Background The aim of this study was to establish a primary mouse gastric carcinoma cell line. Methods Gastric adenocarcinoma in the body region was induced in immunocompetent BALB/c mice using N-Methyl-N-nitrosourea and a 2% NaCl solution. Fresh gastric cancer tissue samples were cultured in 1640 medium supplemented with 10% fetal bovine serum for primary culture and subculture. Cellular morphology was assessed via light microscopy, and a cell growth curve was established.

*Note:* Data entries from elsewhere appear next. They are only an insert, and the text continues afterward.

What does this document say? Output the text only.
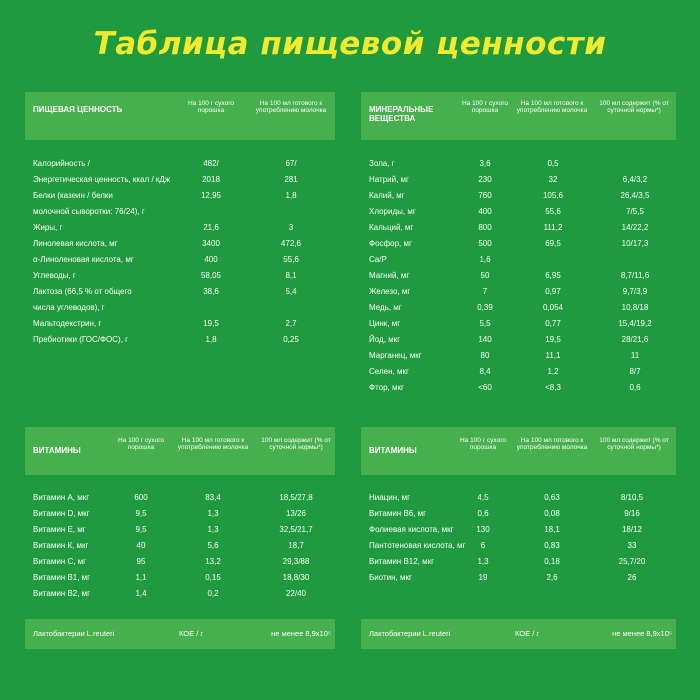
Таблица пищевой ценности
ПИЩЕВАЯ ЦЕННОСТЬ
На 100 г сухого порошка
На 100 мл готового к употреблению молочка
Калорийность /	482/	67/
Энергетическая ценность, ккал / кДж	2018	281
Белки (казеин / белки	12,95	1,8
молочной сыворотки: 76/24), г
Жиры, г	21,6	3
Линолевая кислота, мг	3400	472,6
α-Линоленовая кислота, мг	400	55,6
Углеводы, г	58,05	8,1
Лактоза (66,5 % от общего	38,6	5,4
числа углеводов), г
Мальтодекстрин, г	19,5	2,7
Пребиотики (ГОС/ФОС), г	1,8	0,25
МИНЕРАЛЬНЫЕ ВЕЩЕСТВА
На 100 г сухого порошка
На 100 мл готового к употреблению молочка
100 мл содержит (% от суточной нормы*)
Зола, г	3,6	0,5
Натрий, мг	230	32	6,4/3,2
Калий, мг	760	105,6	26,4/3,5
Хлориды, мг	400	55,6	7/5,5
Кальций, мг	800	111,2	14/22,2
Фосфор, мг	500	69,5	10/17,3
Ca/P	1,6
Магний, мг	50	6,95	8,7/11,6
Железо, мг	7	0,97	9,7/3,9
Медь, мг	0,39	0,054	10,8/18
Цинк, мг	5,5	0,77	15,4/19,2
Йод, мкг	140	19,5	28/21,6
Марганец, мкг	80	11,1	11
Селен, мкг	8,4	1,2	8/7
Фтор, мкг	<60	<8,3	0,6
ВИТАМИНЫ
На 100 г сухого порошка
На 100 мл готового к употреблению молочка
100 мл содержит (% от суточной нормы*)
Витамин А, мкг	600	83,4	18,5/27,8
Витамин D, мкг	9,5	1,3	13/26
Витамин Е, мг	9,5	1,3	32,5/21,7
Витамин К, мкг	40	5,6	18,7
Витамин С, мг	95	13,2	29,3/88
Витамин В1, мг	1,1	0,15	18,8/30
Витамин В2, мг	1,4	0,2	22/40
Лактобактерии L.reuteri	КОЕ / г	не менее 8,9х10⁵
ВИТАМИНЫ
На 100 г сухого порошка
На 100 мл готового к употреблению молочка
100 мл содержит (% от суточной нормы*)
Ниацин, мг	4,5	0,63	8/10,5
Витамин В6, мг	0,6	0,08	9/16
Фолиевая кислота, мкг	130	18,1	18/12
Пантотеновая кислота, мг	6	0,83	33
Витамин В12, мкг	1,3	0,18	25,7/20
Биотин, мкг	19	2,6	26
Лактобактерии L.reuteri	КОЕ / г	не менее 8,9х10⁵
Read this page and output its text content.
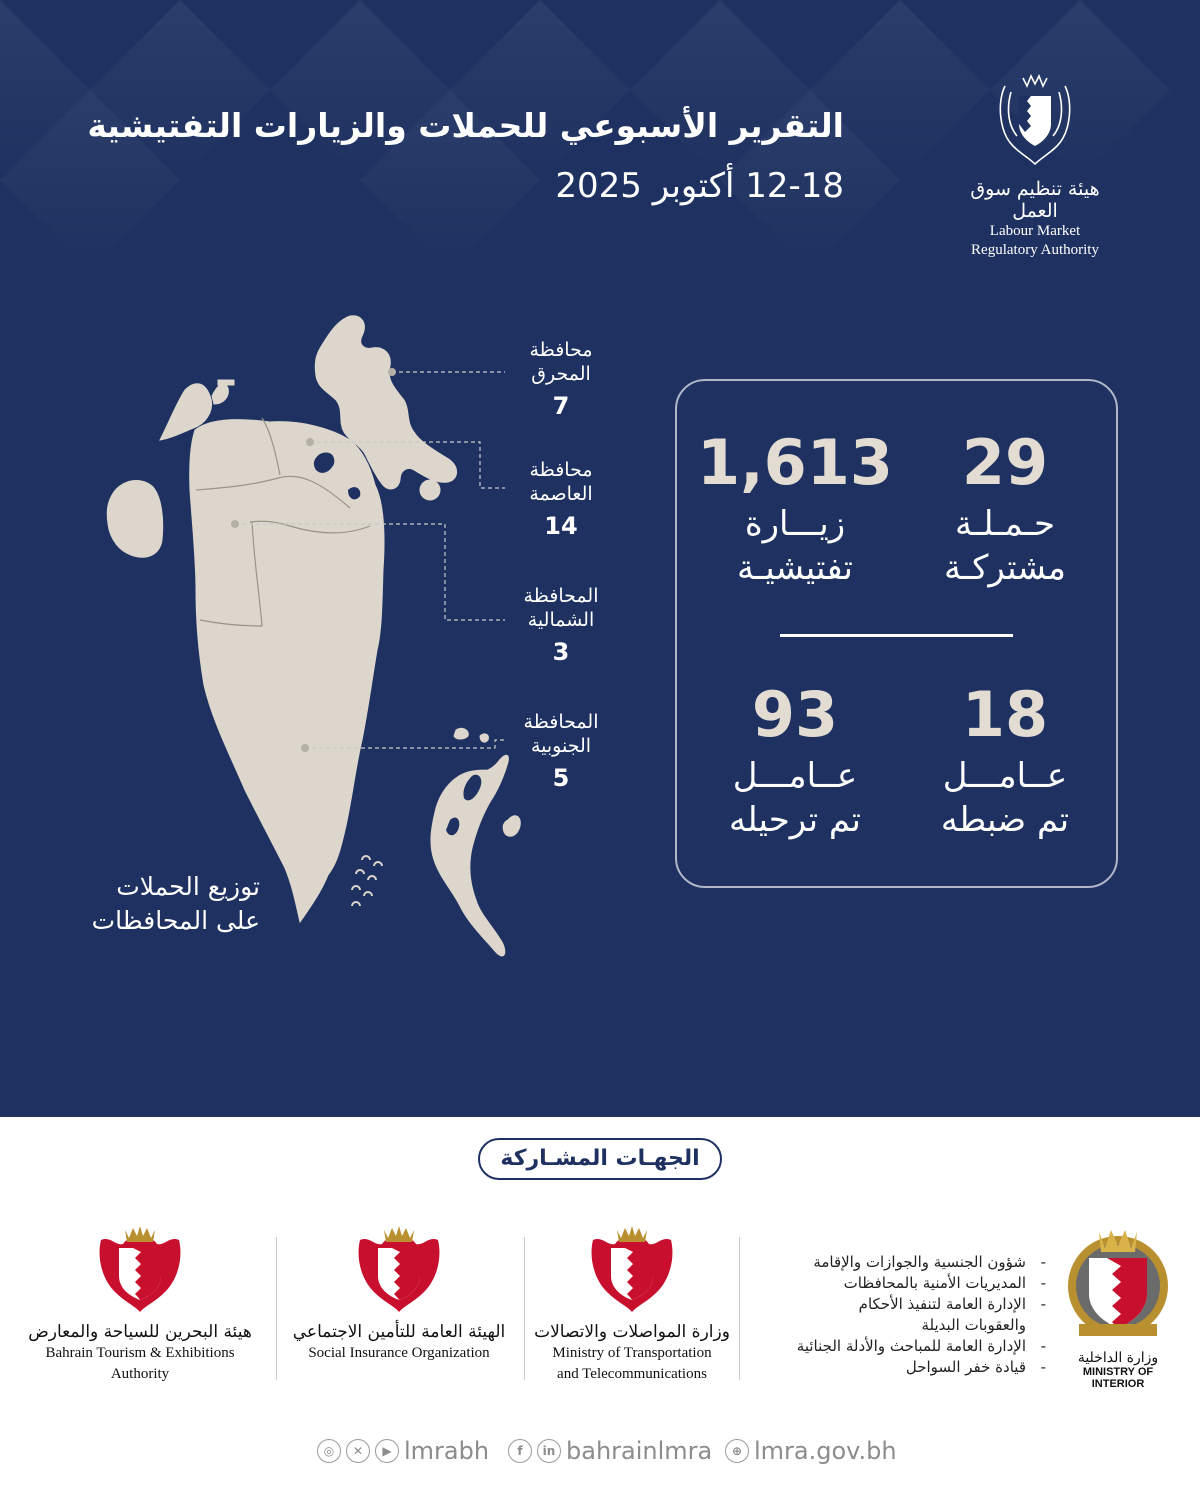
التقرير الأسبوعي للحملات والزيارات التفتيشية
12-18 أكتوبر 2025	هيئة تنظيم سوق العمل
Labour Market
Regulatory Authority
محافظة
المحرق
7
محافظة
العاصمة
14
المحافظة
الشمالية
3
المحافظة
الجنوبية
5
توزيع الحملات
على المحافظات
29
حـمـلـة
مشتركـة
1,613
زيـــارة
تفتيشيـة
18
عــامـــل
تم ضبطه
93
عــامـــل
تم ترحيله
الجهـات المشـاركة
هيئة البحرين للسياحة والمعارض
Bahrain Tourism & Exhibitions
Authority
الهيئة العامة للتأمين الاجتماعي
Social Insurance Organization
وزارة المواصلات والاتصالات
Ministry of Transportation
and Telecommunications
- شؤون الجنسية والجوازات والإقامة
- المديريات الأمنية بالمحافظات
- الإدارة العامة لتنفيذ الأحكام
والعقوبات البديلة
- الإدارة العامة للمباحث والأدلة الجنائية
- قيادة خفر السواحل	وزارة الداخلية
MINISTRY OF INTERIOR
◎	✕	▶ lmrabh	f	in bahrainlmra	⊕ lmra.gov.bh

Genomic and proteomic analyses were conducted to characterize the molecular features of the cell lines. This cell line demonstrated a 100% success rate in forming subcutaneous tumors in BALB/c mice. By integrating proteomic profiles from clinical gastric cancer patients and the murine subcutaneous tumor model, several molecular targets suitable for preclinical investigation were identified. Trametinib, a MEK inhibitor, was employed as a model compound in our preclinical study. Results A novel gastric carcinoma cell line, designated MCC, was established from BALB/c mice. This cell line exhibited a doubling time of approximately 33 hours. Genomic and proteomic analyses identified mutations frequently observed in clinical gastric cancer patients, such as Kras, Egfr, and Ccnd3. Additionally, MCC overexpresses proteins, including SLC1A5, MCC6, and ITGA2, which are significantly upregulated in gastric cancer tissues compared to adjacent non-cancerous tissues. The MCC cell line demonstrated stable tumorigenicity in immunocompetent BALB/c mice, forming subcutaneous tumors that closely resemble the proteomic profile of clinical gastric cancer samples. This high concordance facilitated the identification of several potential therapeutic targets for gastric cancer. Preclinical studies with trametinib revealed that treatment effectively inhibited gastric cancer growth, likely mediated through the activation of immune cells, particularly neutrophils and T cells. Conclusions The MCC cell line is a valuable tool for gastric cancer research, enabling studies of cancer development, progression, and metastasis, and providing a robust platform for evaluating therapeutic strategies and drug efficacy. Its strong tumorigenicity and high correlation with clinical proteomic profiles underscore its relevance in translational research, aiding in the identification of novel therapeutic targets and molecular pathways for effective treatments.